Due to a major escalation of the conflict in the Tigray Region near the Ethiopia and Eritrea border, the Civil Aviation Authorities (CAA) of Ethiopia and Sudan restricted some airways on Europe – East Africa routes.

On November 17, 2020, the CAAs of Ethiopia and Sudan restricted the UN321, UG300, and UL432 airways after multiple airports in the region were targeted by rockets. The same day, OPSGROUP, a membership organization for airlines and aircraft operators that monitors airspace and airports on risk and changes on flight safety, released the Airspace Risk Warning document, in which the organization scattered some criticism for the authorities.

In the warning document, OPSGROUP recommended air carriers to avoid the particular airspace while transiting Ethiopia, Eritrea or Sudan due to possible danger as missiles were fired across the border into Eritrea targeting HHAS/Asmara as well as HABD/Bahir Dar and HAGN/Gondar at the beginning of November 2020.

The document stated that airports in the northern part of Ethiopia, including the Tigray and Amhara regions, were considered as “unsafe at present”. The organization alerted that the most recent missile attack was carried out in HHAS/Asmara in Eritrea on November 14, 2020. OPSGROUP put under the question the objectivity of the local NOTAMs (notice to airmen) issued by the Ethiopian CAA earlier in November 2020, which allegedly were inaccurate as the Ethiopian authority neither specified why the airways UM308 and UT124 were closed nor explained why the airlines transiting airways UN321 and UL432 must reroute. 

The OSPGROUP outlined that the CAA of Sudan did not alert by any NOTAM neither flight crews nor aircraft operators about any ongoing conflict in the region and criticized the Conflict Zone Information Bulletins (CZIB) issued by the European Aviation Safety Agency (EASA).

“Operators should not rely on EASA Conflict Zone Information Bulletins (CZIB)’s as a primary source of information.

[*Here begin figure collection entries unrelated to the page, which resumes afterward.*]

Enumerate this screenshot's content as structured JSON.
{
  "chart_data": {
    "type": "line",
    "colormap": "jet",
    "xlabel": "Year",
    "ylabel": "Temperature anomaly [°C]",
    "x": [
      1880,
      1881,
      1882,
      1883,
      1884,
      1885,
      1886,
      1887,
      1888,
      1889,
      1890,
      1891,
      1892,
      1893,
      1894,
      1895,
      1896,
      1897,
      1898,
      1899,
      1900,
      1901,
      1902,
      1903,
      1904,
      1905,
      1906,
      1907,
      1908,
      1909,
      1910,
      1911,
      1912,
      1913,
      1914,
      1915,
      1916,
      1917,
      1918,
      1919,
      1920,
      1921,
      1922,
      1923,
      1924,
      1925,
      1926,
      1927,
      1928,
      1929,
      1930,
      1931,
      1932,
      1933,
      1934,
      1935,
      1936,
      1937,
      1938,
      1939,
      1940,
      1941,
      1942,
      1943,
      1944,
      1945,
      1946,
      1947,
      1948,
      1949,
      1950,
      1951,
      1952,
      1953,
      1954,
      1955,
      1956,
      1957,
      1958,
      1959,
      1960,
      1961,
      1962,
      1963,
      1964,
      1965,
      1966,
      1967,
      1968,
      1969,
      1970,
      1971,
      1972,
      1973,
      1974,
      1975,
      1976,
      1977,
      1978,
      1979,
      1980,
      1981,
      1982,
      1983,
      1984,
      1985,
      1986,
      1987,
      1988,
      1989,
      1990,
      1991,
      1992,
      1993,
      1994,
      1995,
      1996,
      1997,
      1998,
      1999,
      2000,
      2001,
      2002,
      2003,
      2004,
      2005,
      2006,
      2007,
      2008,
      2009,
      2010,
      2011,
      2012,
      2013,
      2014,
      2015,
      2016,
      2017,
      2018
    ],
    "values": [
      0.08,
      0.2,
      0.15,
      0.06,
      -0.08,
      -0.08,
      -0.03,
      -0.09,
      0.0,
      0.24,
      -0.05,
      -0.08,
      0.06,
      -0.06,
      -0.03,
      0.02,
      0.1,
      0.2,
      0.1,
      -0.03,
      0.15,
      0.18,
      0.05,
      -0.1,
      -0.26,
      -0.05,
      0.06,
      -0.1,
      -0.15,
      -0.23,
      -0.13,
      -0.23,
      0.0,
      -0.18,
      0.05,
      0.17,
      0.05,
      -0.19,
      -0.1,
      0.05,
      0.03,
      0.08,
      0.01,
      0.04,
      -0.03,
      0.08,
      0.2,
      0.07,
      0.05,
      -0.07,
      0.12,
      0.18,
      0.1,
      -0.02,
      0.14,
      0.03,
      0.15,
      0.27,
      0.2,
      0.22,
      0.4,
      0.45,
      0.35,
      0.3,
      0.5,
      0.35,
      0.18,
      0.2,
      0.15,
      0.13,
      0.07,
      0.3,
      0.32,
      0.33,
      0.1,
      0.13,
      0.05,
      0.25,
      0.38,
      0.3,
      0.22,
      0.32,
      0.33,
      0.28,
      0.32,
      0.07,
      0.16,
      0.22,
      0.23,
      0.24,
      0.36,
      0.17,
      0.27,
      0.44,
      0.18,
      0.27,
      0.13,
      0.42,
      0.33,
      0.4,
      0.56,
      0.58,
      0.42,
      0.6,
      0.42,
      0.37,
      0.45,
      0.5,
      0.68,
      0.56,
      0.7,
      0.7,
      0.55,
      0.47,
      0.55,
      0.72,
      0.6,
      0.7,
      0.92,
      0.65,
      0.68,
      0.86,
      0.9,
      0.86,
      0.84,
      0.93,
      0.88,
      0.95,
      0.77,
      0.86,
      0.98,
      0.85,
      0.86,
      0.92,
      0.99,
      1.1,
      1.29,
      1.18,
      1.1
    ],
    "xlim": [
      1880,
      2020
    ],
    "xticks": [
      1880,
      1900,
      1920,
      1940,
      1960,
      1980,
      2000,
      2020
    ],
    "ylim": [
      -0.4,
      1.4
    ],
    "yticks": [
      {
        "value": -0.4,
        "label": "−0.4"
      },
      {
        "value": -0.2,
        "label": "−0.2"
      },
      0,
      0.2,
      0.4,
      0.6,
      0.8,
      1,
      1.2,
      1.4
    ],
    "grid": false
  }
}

These serve only as pointers to the above sources and often are not issued until several months after updates, if at all“, announced OPSGROUP in the document.

The ongoing conflict in the Tigray region of Ethiopia among the Tigray special forces and the Ethiopian National Defense Force started at the beginning of November 2020 after the government of Ethiopia refused to accept the results of Tigray parliamentary elections and postponed the event due to the COVID-19 outbreak in the country.